Sebastian meldete sich nicht und Manuels restliche Familie auch nicht.

Der Wind zog stürmisch durch die Häuser Essens. Auf den Pfützen, des nassen Asphalts, spiegelten sich die Trauer der Menschen wieder. Trauer, die die meisten Menschen nicht bemerken. Und diese leeren Blicke, die all ihre großen Kindheitsträume in die verborgenste Ecke, der Seele verfrachtet haben. Sie sind vergessen, so, als hätten sie niemals existiert.

Die Zeit vergeht nicht schnell oder langsam. Sie vergeht gleichmäßig. Es kommt den Leuten nur so vor, als würde sie anders verlaufen. Entweder sie tun, denken viel zu viel und genießen das Leben nicht, womit sie das Gefühl plagt, die Zeit würde nur so an ihnen vorbei rasen. Oder sie tun rein gar nichts und es ist für sie so, als würde die Zeit fast still stehen.

Das Leben verdirbt uns nicht. Schließlich kann das Leben nichts für das, was wir daraus machen. Es ist die Schuld der Gesellschaft, die die Herzen aller damaligen, lachenden Kinder, verfaulen lässt.

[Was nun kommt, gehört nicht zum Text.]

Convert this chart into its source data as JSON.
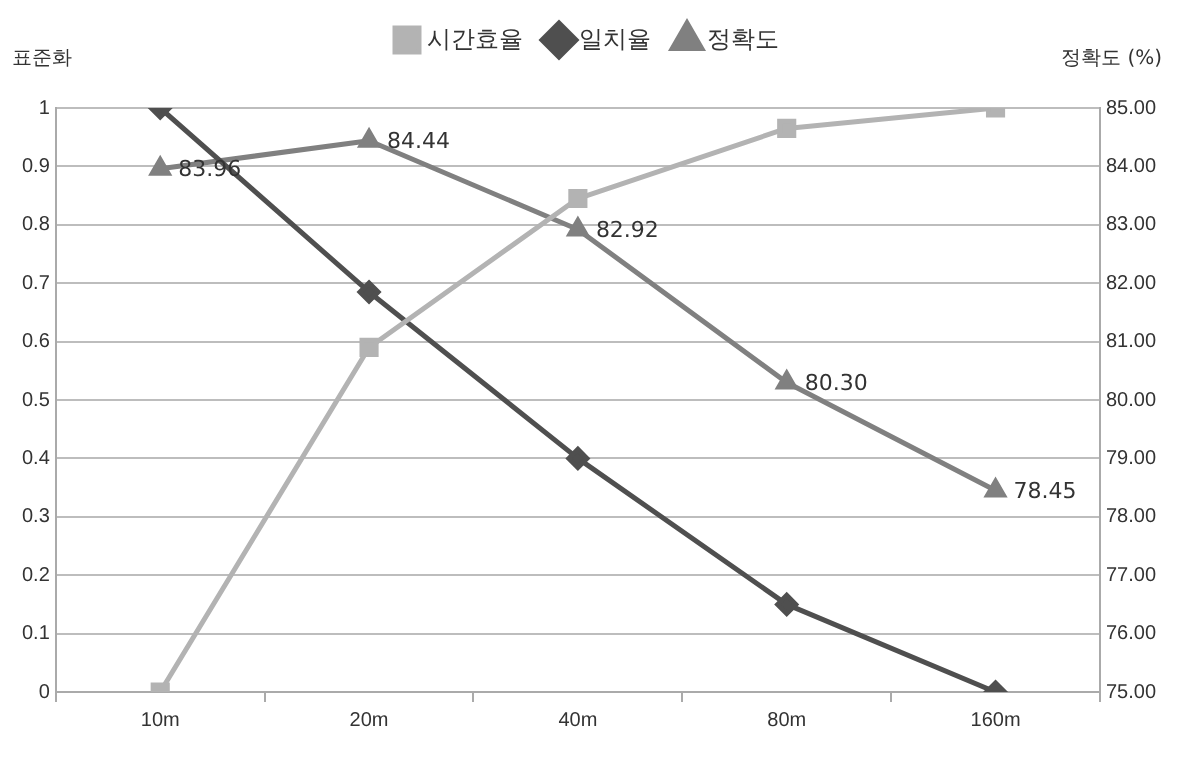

Wozu dagegen ankämpfen? Wozu? Egal, wie sehr man versucht anders zu sein, es bringt nichts.

Solche Gedanken verfolgen Manuel Tag und Nacht. Ablenkung hat schon längst ihren Sinn verloren. Er ist nur noch eine leere Hülle, die er nur von außen betrachten kann. Für ihn, steht die Zeit schon zu lange still.

Einst fiel die kleine Spieluhr zu Boden und der Zeiger erfror.

17:49

Der 23 jährige saß gedankenverloren auf dem Küchenstuhl und blickte nach draußen. Er bekam nichts von dem mit, was Peter und Dani besprachen.

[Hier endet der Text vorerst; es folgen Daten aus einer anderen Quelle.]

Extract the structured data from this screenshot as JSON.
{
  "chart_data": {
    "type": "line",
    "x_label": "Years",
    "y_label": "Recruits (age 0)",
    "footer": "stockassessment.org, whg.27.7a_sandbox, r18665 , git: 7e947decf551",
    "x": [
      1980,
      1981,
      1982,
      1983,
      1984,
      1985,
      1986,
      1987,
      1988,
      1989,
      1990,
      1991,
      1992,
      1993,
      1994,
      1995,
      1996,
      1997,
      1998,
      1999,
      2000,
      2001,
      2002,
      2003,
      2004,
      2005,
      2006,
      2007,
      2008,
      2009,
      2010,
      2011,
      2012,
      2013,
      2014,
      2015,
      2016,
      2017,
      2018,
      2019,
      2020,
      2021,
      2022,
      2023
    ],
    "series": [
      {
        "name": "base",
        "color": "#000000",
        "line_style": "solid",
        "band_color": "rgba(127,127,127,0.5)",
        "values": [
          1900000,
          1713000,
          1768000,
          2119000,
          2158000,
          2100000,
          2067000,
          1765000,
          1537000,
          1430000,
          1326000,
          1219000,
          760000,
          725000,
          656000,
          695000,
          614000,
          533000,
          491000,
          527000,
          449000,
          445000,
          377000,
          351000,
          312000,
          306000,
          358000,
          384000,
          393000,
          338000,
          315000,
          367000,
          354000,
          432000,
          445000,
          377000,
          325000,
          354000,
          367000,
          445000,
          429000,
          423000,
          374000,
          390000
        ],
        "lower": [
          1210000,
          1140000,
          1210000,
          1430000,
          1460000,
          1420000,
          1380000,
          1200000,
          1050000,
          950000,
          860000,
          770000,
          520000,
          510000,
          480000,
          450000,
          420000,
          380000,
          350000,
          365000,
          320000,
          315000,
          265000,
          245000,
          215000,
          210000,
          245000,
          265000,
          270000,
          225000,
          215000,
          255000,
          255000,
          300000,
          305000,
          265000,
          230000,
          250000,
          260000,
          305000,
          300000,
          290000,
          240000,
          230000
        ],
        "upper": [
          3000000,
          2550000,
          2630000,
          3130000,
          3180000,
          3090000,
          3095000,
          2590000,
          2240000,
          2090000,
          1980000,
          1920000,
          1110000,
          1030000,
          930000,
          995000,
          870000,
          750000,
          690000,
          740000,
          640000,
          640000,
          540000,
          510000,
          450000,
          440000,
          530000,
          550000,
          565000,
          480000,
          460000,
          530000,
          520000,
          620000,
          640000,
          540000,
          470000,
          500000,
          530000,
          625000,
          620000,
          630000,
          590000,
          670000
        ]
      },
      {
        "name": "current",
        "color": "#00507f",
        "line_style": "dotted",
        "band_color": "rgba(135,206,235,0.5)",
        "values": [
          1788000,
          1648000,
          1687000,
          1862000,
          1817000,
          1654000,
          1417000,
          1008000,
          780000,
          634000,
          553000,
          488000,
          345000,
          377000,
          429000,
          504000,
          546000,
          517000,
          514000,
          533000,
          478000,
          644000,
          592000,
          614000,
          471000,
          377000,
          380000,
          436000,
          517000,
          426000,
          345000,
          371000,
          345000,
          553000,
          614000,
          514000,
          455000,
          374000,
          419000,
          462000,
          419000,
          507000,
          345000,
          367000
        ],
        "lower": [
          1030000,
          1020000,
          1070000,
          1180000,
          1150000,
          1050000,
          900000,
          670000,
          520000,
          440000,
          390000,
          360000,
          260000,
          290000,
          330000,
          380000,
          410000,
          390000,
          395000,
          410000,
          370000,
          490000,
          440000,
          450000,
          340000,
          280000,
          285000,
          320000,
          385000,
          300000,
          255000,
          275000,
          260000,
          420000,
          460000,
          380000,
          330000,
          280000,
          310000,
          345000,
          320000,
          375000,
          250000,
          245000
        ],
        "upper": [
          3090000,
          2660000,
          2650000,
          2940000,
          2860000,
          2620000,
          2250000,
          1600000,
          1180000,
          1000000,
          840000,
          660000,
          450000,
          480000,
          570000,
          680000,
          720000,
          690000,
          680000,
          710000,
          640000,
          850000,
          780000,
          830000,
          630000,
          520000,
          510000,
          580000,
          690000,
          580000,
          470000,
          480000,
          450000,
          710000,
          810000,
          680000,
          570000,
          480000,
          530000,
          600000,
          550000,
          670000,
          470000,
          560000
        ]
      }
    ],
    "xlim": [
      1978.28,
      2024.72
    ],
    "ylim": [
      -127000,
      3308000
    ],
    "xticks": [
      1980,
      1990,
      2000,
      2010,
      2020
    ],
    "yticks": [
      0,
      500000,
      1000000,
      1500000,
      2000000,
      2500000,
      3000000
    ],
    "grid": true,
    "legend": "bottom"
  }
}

"Das Thermometer zeigt inzwischen 5° an.", seufzte die Braunhaarige und legte das Messgerät wieder an seinen rechtmäßigen Platz.

Ein gelangweiltes: "Hmmm..", bekam sie von Peter als Antwort, "Ist das Essen schon fertig?"

"Du denkst auch nur daran! In fünf Minuten ungefähr, hab' noch ein bisschen Geduld, ja?", schnaubte die Befragte und drehte sich dem Herd zu.

Und wieder ein: "Hmmmm.."

So ähnlich verlief es jeden Abend. Die Atmosphäre ist schon lange nicht mehr die, die einmal herrschte.

Als dann nun die fünf Minuten vorbei waren, beförderte Dani das Essen aus dem Herd und stellte es mit Handschuhen sicher auf die Tischplatte. "So, jetzt ist es fertig."

Nachdem alles fertig auf den Tellern zubereitet wurde, fielen die Worte: "Guten Appetit!"

Automatisch griffen alle Drei zum Besteck und fingen an, den heißen Gemüseauflauf zu schlucken.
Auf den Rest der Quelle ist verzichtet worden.